Looking ahead, we identify four public governance priorities for accelerated actions in both G20 and other nations.

First, countries need to emphasize long-term planning with support from science, engineering, and public policy. Countries should consider medium-term targets with time horizons of 10 to 30 years (that is, 2030 for the SDGs and 2050 for the Paris Agreement) and develop policy pathways for achieving them. In the context of the SDGs, the SDSN has proposed six SDG transformations that consider synergies and trade-offs across the SDGs and the institutional set-up within governments. Long-term pathways and backcasting exercises (working backwards from a desired future outcome to define the path to achieve it) can be done focusing on these transformations (or adjusted versions of them, depending on countries and context).
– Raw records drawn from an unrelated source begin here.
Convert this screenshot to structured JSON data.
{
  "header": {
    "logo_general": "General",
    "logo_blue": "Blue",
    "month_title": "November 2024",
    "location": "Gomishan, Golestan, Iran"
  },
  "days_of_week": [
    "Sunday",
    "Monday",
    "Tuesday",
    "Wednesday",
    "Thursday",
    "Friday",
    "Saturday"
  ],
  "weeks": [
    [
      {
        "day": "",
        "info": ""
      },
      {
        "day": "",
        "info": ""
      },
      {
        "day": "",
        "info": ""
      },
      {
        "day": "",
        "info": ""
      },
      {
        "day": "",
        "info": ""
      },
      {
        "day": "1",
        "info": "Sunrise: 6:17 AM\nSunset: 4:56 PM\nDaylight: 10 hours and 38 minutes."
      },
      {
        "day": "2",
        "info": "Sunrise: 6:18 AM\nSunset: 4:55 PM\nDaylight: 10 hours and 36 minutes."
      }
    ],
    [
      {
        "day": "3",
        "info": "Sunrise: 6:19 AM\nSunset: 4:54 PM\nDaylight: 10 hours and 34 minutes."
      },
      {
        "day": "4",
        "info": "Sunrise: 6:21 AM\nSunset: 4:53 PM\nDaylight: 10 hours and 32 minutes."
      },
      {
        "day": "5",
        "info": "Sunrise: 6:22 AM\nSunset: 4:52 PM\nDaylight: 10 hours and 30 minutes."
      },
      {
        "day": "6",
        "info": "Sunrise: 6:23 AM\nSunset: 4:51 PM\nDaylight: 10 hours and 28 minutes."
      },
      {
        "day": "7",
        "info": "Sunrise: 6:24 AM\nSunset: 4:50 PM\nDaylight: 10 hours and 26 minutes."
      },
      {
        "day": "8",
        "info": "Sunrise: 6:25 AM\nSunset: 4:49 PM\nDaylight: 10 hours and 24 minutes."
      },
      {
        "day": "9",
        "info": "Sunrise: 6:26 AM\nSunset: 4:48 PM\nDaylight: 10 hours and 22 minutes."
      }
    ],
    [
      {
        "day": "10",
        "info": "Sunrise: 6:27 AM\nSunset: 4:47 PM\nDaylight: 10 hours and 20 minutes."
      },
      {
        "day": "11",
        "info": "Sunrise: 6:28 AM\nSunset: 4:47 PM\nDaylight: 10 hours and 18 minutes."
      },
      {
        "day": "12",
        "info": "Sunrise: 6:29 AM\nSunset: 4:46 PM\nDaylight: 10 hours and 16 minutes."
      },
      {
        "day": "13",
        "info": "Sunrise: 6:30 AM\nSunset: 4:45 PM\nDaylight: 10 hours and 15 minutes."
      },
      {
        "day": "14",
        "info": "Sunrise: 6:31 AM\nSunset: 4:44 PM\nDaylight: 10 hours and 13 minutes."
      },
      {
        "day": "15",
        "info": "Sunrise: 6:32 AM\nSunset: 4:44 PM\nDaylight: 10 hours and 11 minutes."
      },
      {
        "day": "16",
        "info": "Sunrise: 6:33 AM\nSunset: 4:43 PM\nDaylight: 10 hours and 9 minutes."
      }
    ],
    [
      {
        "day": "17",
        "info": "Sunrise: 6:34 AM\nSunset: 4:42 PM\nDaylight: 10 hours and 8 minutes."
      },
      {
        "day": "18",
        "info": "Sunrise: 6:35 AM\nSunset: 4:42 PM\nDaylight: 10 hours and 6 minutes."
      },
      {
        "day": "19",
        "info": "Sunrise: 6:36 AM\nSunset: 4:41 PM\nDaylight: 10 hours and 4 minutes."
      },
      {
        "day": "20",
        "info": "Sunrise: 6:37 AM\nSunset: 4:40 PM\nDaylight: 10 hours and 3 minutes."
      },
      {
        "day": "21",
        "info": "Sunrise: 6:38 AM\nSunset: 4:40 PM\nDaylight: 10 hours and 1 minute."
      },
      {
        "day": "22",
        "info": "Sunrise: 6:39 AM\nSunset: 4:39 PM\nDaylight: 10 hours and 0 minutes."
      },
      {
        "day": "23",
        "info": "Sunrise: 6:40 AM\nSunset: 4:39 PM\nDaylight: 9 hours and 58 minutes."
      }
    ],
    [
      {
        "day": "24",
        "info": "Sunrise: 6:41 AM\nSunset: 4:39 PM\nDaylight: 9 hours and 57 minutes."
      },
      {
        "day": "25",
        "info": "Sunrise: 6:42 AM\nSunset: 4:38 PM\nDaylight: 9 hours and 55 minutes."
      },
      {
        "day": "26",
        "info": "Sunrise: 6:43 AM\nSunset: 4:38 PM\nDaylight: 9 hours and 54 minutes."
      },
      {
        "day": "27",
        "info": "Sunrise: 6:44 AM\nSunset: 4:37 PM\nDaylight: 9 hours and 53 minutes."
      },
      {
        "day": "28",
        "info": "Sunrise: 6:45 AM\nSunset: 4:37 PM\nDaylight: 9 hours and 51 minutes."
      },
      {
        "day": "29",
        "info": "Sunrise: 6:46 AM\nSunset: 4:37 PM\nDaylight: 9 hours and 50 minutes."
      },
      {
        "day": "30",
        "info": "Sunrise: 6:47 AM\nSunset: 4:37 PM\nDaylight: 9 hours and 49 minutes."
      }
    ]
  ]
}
Second, budgetary frameworks and financing must be aligned with these long-term pathways to strengthen public investment in the SDGs alongside private financing. According to various estimates, the ‘greenness’ of stimulus packages varies extensively from country to country, both in size and level of ambition. Private financing should also be further mobilized for the SDGs. The new EU taxonomy regulation for sustainable development that came into force in July 2020 is a promising effort towards redirecting capital flows into sustainable projects.

Third, SDG transformations can only succeed if they enjoy societal legitimacy. Political processes should engage the public in participatory decision-making and promote transparency and accountability. Recent engagement processes launched in France and the UK (among others) are moving in the right direction.

Fourth, global challenges and risks require global cooperation and responses. The COVID-19 pandemic and emergence of new variants highlighted that no one is safe until everyone is safe, calling for international collaboration to accelerate mass vaccination for all. In a globalized and interconnected world, pandemics, climate change, cybersecurity threats, and other economic and social shocks cannot be managed by countries working independently. As the world recovers from the COVID-19 pandemic, strengthening multilateralism and UN institutions, including early-warning and monitoring systems, are key priorities for accelerated actions on the SDGs and the Paris Agreement.